Gesetz über digitale Märkte Das Gesetz über digitale Märkte wird nur für Großunternehmen gelten, die nach den im Vorschlag festgelegten objektiven Kriterien als Torwächter eingestuft werden. Dabei handelt es sich um Unternehmen, die im Binnenmarkt aufgrund ihrer Größe und ihrer Bedeutung als Zugangstor, über das gewerbliche Nutzer ihre Kunden erreichen, eine besonders wichtige Rolle spielen.

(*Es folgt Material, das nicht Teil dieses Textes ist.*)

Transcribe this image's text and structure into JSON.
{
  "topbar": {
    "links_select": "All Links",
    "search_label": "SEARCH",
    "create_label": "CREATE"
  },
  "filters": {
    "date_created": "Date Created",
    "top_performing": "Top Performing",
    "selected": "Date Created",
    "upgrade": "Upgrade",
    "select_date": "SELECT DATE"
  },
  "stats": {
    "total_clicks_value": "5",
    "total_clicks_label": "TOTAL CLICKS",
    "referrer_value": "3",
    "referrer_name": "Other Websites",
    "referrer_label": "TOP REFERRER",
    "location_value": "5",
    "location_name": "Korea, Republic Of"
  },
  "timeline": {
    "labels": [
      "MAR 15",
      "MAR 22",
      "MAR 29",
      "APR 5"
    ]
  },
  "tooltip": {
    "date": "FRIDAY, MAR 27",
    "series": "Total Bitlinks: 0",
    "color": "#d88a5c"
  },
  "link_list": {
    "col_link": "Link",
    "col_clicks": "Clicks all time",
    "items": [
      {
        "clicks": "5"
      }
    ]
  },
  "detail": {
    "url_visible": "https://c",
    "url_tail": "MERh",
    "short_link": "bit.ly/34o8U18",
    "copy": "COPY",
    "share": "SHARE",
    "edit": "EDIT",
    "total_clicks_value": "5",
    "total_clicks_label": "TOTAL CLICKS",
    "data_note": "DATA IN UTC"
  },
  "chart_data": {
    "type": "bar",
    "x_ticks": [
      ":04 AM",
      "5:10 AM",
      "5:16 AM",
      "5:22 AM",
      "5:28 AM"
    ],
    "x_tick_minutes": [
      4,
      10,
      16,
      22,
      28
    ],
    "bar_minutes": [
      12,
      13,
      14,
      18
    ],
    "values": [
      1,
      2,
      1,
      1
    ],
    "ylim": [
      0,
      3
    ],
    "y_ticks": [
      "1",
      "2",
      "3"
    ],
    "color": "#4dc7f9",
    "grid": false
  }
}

Diese Unternehmen kontrollieren mindestens einen sogenannten zentralen Plattformdienst (wie Suchmaschinen, soziale Netzwerke, bestimmte Nachrichtenübermittlungsdienste, Betriebssysteme und Online-Vermittlungsdienste) und haben eine dauerhafte große Nutzerbasis in mehreren Ländern in der EU.
Konkrete Inhalte:
• Das Gesetz soll nur für die großen Anbieter der zentralen Plattformdienste gelten, die für unlautere Praktiken am anfälligsten sind, z. B. Suchmaschinen, soziale Netzwerke oder Online-Vermittlungsdienste, soweit sie den objektiven gesetzlichen Kriterien für eine Einstufung als Torwächter entsprechen;
• quantitative Schwellenwerte als Grundlage für die Ermittlung mutmaßlicher Torwächter festlegen. Die Kommission wird zudem befugt sein, Unternehmen nach einer Marktuntersuchung als Torwächter einzustufen;
• eine Reihe eindeutig unlauterer Praktiken verbieten, z. B. dürfen die Nutzer nicht daran gehindert werden, eine vorinstallierte Software oder App zu deinstallieren;
• Torwächter zur proaktiven Ergreifung bestimmter Maßnahmen verpflichten, z. B. gezielter Vorkehrungen, damit Software Dritter ordnungsgemäß funktioniert und mit ihren eigenen Diensten zusammenwirken kann;
• Sanktionen für Verstöße vorsehen, darunter mögliche Geldbußen in Höhe von bis zu 10 Prozent des weltweiten Umsatzes eines Torwächters, um die Wirksamkeit der neuen Vorschriften zu gewährleisten. Im Wiederholungsfall könnten diese Sanktionen auch die Verpflichtung umfassen, strukturelle Maßnahmen zu ergreifen, die sich sogar auf die Veräußerung bestimmter Geschäftsbereiche erstrecken können, wenn es keine andere ebenso wirksame Alternative gibt, um die Einhaltung der Vorschriften sicherzustellen;
• der Kommission die Möglichkeit geben, gezielte Marktuntersuchungen durchzuführen, um zu beurteilen, ob neue Torwächterpraktiken und dienste aufgenommen werden müssen, damit die neuen Torwächter-Bestimmungen mit der raschen Entwicklung der digitalen Märkte Schritt halten.
Quelle: EU-Kommission
Handwerk fordert Nachbesserung
Das vorgelegte Gesetzpaket der EU-Kommission sei ein wesentlicher Schritt, um sicherzustellen, dass kleine und mittlere Unternehmen eine faire Chance in der Plattformökonomie haben, sagt Holger Schwannecke. "Unsere Betriebe brauchen einen fairen Zugang zu Plattformdaten im Geschäftsbereich", betont der Generalsekretär des Zentralverbands des Deutschen Handwerks. Eine Liste, die unfaire Geschäftspraktiken verbietet, sei eine wichtige Voraussetzung dafür, dass Innovationen gefördert werden und Märkte offenbleiben.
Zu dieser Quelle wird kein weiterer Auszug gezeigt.